Так состоялся мой обобщенный диалог с ПСЧ. Нецензурные обороты вычеркнуты Борисом Меттером (воображаю презрительную усмешку Юза Алешковского).

Итак, ПСЧ:

– Зачем вы печатаете Соловьева?

– А почему бы и нет? Соловьев – квалифицированный литератор. Кандидат филологических наук. Автор бесчисленного количества статей и трех романов. Мне кажется, он талантлив…

– Талант – понятие относительное. Что значит «талантлив»?

– Попытаюсь сформулировать. Талант есть способность придавать мыслям, чувствам и образам яркую художественную форму.

– Но идеи Соловьева ложны!

– Допускаю. И отчасти разделяю ваше мнение. Возьмите перо, бумагу и опровергните его идеи. Проделайте это с блеском. Ведь идеи можно уничтожить только с помощью других идей. Действуйте. Сам я, увы, недостаточно компетентен, чтобы этим заняться…

– А знаете ли вы, что он критиковал Сахарова?! Что вы думаете о Сахарове?

– Я восхищаюсь этим человеком.
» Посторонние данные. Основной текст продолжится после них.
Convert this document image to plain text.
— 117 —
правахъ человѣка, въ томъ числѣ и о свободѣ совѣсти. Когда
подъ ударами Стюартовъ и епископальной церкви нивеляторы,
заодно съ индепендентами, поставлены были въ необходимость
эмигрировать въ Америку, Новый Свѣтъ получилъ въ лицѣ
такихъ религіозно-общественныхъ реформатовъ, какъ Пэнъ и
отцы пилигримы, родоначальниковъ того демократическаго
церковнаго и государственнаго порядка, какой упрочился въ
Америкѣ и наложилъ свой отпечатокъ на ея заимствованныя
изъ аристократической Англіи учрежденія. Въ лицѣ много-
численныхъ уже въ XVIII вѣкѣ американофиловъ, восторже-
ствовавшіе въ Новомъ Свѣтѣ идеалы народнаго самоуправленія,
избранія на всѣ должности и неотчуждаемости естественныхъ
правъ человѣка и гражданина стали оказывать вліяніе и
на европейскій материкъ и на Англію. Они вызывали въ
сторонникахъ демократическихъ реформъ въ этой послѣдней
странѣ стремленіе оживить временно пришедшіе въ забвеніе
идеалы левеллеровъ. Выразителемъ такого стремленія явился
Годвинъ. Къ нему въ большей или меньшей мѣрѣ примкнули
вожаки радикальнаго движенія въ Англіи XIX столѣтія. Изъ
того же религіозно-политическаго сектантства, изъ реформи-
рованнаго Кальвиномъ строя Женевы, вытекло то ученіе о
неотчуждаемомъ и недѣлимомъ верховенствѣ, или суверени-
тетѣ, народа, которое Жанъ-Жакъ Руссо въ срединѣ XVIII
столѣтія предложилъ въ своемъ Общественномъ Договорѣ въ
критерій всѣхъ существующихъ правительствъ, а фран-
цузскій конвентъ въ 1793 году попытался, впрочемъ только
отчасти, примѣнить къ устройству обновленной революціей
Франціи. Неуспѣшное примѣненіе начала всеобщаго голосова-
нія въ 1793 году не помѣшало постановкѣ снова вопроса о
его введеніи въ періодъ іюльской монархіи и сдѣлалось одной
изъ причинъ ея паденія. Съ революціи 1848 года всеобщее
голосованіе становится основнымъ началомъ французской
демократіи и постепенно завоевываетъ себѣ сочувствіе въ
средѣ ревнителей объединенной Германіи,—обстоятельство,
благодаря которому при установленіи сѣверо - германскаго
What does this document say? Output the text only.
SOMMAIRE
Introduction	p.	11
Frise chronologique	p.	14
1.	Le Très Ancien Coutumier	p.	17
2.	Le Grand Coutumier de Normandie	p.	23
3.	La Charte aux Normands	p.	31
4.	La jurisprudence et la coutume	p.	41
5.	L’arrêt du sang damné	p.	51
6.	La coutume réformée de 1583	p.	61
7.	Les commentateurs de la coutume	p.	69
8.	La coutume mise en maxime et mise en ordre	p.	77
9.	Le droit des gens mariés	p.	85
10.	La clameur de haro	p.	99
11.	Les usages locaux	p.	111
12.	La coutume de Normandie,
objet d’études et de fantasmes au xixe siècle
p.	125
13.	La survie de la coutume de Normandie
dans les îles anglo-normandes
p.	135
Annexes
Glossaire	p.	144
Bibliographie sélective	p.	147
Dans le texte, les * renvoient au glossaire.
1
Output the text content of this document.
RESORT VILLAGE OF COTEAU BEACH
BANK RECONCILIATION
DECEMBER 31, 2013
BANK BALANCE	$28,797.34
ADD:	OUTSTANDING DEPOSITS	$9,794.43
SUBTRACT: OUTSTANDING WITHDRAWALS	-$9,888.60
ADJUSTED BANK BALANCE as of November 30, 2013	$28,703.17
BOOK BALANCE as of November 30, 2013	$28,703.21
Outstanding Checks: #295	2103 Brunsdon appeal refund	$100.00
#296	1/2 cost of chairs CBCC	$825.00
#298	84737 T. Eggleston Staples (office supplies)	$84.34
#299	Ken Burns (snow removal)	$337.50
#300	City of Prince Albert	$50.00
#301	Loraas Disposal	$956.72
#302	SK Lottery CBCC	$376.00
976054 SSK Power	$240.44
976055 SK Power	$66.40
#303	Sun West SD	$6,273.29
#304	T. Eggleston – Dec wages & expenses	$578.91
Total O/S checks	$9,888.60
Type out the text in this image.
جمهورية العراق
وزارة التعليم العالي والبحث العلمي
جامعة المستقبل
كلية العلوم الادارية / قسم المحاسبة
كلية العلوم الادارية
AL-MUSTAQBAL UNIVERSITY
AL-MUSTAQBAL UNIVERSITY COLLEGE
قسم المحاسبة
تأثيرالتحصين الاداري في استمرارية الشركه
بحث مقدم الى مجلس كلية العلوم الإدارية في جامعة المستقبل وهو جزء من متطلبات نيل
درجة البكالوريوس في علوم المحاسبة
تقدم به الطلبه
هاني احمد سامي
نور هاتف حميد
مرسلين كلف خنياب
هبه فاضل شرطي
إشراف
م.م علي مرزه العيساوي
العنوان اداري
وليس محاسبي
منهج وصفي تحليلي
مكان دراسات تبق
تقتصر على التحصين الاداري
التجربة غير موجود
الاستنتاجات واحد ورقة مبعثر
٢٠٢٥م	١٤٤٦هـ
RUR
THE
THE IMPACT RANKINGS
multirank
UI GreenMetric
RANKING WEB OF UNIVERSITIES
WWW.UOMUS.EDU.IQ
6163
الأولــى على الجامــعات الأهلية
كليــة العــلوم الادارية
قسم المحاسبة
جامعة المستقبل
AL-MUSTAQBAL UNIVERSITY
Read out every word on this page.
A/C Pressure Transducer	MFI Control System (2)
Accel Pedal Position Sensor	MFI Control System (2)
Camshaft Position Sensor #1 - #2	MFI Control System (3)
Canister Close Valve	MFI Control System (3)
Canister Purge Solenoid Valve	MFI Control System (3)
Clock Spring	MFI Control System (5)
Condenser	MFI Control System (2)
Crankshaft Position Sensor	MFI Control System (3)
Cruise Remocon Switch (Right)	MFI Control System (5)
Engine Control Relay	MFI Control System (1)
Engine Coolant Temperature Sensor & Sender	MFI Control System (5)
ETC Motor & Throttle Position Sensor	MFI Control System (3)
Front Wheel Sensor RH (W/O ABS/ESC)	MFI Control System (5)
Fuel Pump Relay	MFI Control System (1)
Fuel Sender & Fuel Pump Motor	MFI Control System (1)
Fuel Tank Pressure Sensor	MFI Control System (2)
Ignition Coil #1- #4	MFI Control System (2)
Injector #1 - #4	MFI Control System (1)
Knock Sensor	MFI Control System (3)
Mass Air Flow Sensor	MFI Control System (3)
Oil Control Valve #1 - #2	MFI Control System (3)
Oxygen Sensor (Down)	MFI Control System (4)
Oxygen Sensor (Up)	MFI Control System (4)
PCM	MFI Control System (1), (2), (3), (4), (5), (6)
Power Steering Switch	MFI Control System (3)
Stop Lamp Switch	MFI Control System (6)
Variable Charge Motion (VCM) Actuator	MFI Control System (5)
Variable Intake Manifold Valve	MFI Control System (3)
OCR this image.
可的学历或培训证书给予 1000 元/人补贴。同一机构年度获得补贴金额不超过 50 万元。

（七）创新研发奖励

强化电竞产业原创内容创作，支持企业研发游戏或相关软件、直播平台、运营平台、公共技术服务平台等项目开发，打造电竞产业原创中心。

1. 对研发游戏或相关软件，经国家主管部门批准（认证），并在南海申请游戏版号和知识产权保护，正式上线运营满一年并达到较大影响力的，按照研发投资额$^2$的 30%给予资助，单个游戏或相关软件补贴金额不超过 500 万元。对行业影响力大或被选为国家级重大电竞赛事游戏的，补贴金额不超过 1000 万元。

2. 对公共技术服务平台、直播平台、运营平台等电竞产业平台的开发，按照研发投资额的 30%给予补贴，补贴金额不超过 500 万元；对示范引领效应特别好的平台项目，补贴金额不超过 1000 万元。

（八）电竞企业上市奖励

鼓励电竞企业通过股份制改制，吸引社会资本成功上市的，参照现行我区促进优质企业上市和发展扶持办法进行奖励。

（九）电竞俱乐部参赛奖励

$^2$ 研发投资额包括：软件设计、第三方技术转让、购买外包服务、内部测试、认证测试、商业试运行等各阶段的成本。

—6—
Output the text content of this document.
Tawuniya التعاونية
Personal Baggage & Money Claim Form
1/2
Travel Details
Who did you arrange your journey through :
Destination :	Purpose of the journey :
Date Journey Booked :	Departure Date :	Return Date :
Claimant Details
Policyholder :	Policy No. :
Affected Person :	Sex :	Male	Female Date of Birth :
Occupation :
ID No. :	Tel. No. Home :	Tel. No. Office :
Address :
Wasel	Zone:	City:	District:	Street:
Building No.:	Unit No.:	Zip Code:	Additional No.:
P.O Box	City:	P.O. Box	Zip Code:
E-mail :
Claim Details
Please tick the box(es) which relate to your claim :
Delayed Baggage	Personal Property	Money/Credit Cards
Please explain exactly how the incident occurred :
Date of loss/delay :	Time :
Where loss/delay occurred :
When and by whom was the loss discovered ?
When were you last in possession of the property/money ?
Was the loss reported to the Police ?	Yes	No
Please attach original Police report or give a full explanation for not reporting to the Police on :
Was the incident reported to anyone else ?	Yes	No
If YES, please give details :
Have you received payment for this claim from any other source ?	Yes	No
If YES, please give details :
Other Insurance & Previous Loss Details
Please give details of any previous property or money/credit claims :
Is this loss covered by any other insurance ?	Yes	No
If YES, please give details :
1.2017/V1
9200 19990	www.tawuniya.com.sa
Он создал невиданную модель гражданского поведения. Его мужество и душевная чистота безграничны.

– А вот Соловьев его критиковал!

– Насколько я знаю, он критиковал идеи Сахарова. Уверен, Сахаров не допускает мысли о том, что его идеи выше критики.

– Но ведь Сахаров за железным занавесом. А теперь еще и в ссылке.

– Слава богу, у него есть возможность реагировать на критику. Кроме того, на Западе друзья Сахарова, великолепные полемисты, благороднейшие люди. О Сахарове написаны прекрасные книги. Он, как никто другой, заслужил мировую славу…

– Значит, вы не разделяете мнения Соловьева?

– Повторяю, я недостаточно компетентен, чтобы об этом судить. Интуитивно я покорен рассуждениями Сахарова.

– Не разобрались, а печатаете…

– Читатели разберутся. С вашей помощью. Действуйте!

– А знаете ли вы, что Соловьев оклеветал бывших друзей?! Есть у него такой «Роман с эпиграфами». Там, между прочим, и вы упомянуты. И в довольно гнусном свете… Как вам это нравится?

– По-моему, это жуткое свинство. Жаль, что роман еще не опубликован. Вот напечатают его, тогда и поговорим.

– Вы считаете, его нужно печатать?

– Безусловно. Если роман талантливо написан. А если бездарно – ни в коем случае. Даже если он меня там ставит выше Шекспира…

– Соловьев говорит всякие резкости даже о покойном литературоведе Б. Знаете пословицу: «О мертвых – либо хорошее, либо ничего»?

– А как же быть с Иваном Грозным? С Бенкендорфом? С Дзержинским? Дзержинский мертв, а Роман Гуль целую книгу написал. Справедливую, злую и хорошую книгу.

– А знаете ли вы, что Соловьев работает в КГБ?

– Нет. Прекрасно, что вы мне об этом сообщили. У меня есть телефоны ФБР. Позвоните им не откладывая. Представьте документы, которыми вы располагаете, и Соловьев будет завтра же арестован.